Holmes esperó, con el cuerpo completamente rígido.

– Aun así, señor Holmes, el sonido descrito por quienes estaban en la posada no puede ser más que el estrepitoso y mecánico disparar del fusil Gatling.

– Pero usted ha dicho que lo examinó y que no había sido disparado recientemente.

– Oh, podría jurarlo, señor Holmes. De eso puede usted estar seguro. La semana pasada atravesamos el Atlántico con ella y el señor Gatling conoce el paradero de todas sus máquinas. Comprenda, señor, que es una máquina formidable que de caer en malas manos amenazaría la existencia de cualquier nación.

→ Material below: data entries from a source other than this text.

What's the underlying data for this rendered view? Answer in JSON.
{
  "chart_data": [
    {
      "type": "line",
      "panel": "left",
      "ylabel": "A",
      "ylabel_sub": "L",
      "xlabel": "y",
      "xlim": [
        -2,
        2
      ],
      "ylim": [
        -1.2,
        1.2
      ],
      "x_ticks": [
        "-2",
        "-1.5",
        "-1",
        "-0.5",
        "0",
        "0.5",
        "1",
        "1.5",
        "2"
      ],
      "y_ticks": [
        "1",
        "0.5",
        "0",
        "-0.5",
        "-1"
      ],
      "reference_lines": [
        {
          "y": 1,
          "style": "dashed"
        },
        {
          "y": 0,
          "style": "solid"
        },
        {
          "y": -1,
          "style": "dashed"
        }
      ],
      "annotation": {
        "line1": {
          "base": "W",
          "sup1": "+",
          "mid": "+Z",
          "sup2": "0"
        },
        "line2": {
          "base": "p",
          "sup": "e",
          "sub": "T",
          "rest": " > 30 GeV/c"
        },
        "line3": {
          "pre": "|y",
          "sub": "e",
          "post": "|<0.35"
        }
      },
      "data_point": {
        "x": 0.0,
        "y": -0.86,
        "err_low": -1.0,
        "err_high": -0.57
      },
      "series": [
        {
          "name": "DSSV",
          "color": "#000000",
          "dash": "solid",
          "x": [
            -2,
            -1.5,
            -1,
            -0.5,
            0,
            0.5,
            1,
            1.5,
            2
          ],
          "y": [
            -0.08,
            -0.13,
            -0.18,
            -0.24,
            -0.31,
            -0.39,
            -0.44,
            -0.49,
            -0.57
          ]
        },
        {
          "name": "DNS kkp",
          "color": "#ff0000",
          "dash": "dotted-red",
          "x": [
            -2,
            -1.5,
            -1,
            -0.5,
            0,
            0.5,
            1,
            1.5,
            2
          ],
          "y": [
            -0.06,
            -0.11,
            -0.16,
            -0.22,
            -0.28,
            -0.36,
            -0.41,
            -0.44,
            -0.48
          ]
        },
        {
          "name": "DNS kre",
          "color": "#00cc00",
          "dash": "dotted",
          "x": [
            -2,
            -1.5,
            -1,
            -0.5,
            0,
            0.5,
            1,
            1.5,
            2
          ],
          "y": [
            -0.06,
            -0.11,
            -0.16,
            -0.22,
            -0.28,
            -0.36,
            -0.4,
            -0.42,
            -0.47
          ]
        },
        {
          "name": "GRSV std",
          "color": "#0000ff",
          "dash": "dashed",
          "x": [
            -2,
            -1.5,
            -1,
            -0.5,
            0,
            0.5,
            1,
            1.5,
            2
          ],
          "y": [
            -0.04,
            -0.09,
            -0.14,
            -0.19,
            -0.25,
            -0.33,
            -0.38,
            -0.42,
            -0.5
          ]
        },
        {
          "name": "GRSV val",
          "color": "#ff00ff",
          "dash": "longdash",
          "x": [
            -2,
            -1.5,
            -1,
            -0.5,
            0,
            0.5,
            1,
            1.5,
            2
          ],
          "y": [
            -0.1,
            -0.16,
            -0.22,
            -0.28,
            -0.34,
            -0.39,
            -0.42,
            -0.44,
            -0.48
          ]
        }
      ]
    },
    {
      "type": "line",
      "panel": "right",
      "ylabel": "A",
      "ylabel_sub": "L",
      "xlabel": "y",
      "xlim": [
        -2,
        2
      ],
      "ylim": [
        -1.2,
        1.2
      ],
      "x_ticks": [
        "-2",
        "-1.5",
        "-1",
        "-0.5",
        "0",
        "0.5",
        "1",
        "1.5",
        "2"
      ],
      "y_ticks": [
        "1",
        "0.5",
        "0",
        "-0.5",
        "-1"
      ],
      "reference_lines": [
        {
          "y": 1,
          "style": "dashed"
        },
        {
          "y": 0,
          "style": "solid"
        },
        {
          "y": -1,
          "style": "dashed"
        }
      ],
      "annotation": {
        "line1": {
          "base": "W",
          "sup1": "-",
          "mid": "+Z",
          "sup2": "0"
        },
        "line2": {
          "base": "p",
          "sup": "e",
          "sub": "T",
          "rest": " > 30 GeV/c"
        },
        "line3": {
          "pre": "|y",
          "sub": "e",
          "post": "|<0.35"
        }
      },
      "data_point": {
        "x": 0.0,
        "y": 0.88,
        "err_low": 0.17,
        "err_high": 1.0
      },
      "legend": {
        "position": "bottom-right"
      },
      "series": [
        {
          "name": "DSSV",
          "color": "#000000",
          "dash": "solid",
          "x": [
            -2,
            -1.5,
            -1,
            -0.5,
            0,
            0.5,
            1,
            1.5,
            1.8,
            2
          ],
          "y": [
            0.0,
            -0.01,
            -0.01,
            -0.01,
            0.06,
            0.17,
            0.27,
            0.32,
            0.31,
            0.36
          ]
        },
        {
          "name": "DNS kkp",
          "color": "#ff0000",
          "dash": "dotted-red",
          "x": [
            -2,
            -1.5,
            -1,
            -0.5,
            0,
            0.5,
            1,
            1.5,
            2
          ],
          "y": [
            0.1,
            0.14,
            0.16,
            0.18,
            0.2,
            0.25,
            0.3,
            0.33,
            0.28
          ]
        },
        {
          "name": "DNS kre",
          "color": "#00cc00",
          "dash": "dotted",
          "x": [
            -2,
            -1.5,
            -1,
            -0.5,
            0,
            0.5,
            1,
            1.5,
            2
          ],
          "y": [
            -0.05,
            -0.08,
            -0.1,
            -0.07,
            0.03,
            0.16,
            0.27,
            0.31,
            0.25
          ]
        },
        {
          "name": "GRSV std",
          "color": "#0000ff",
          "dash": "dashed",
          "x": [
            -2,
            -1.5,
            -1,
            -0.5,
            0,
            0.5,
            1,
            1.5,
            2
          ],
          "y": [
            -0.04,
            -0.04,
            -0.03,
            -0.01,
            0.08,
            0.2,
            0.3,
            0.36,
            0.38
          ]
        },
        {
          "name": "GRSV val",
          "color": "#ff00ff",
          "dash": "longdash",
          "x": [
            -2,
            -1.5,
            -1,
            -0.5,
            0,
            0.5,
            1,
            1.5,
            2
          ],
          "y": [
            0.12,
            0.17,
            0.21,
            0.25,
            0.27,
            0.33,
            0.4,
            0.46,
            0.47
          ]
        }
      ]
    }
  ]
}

Cambiará todo el concepto de la guerra y eso es algo que no debe tomarse a la ligera.

– ¿Cuántos disparos alcanzaron a sir Clive? preguntó Holmes.

– Siete. Todos en el pecho, con balas de gran calibre, como las que dispara el fusil Gatling. El médico del pueblo extrajo las dos balas que no traspasaron a sir Clive, pero se deformaron al tocar hueso y no puede determinarse su calibre exacto.

– Ya veo. Es todo muy interesante.

– ¿Vendrá cuanto antes a Alverston a ver lo que puede hacer por mi hermano, señor Holmes?

– ¿Ha dicho que sir Clive fue alcanzado siete veces, señor Edgewick?

– Así es.

Holmes se levantó de su sillón bruscamente, como propulsado por un muelle.

– Entonces Watson y yo tomaremos el tren de la tarde a Alverston y nos encontraremos con usted en la posada de La Sota del Rey. Ahora, le sugiero que vuelva con su hermano y su prometida, donde sin duda es muy necesitado.

Edgewick sonrió abiertamente de alivio y se levantó.

– Pienso pagarle bien, señor Holmes. Landen y yo no carecemos de medios.

– Y a discutiremos eso más tarde -dijo Holmes, posando una mano en el hombro de Edgewick y acompañándolo a la puerta-. Mientras tanto, dígale a su hermano que no tiene por qué preocuparse, si es inocente, y que muy bien podría vivir más años que el verdugo.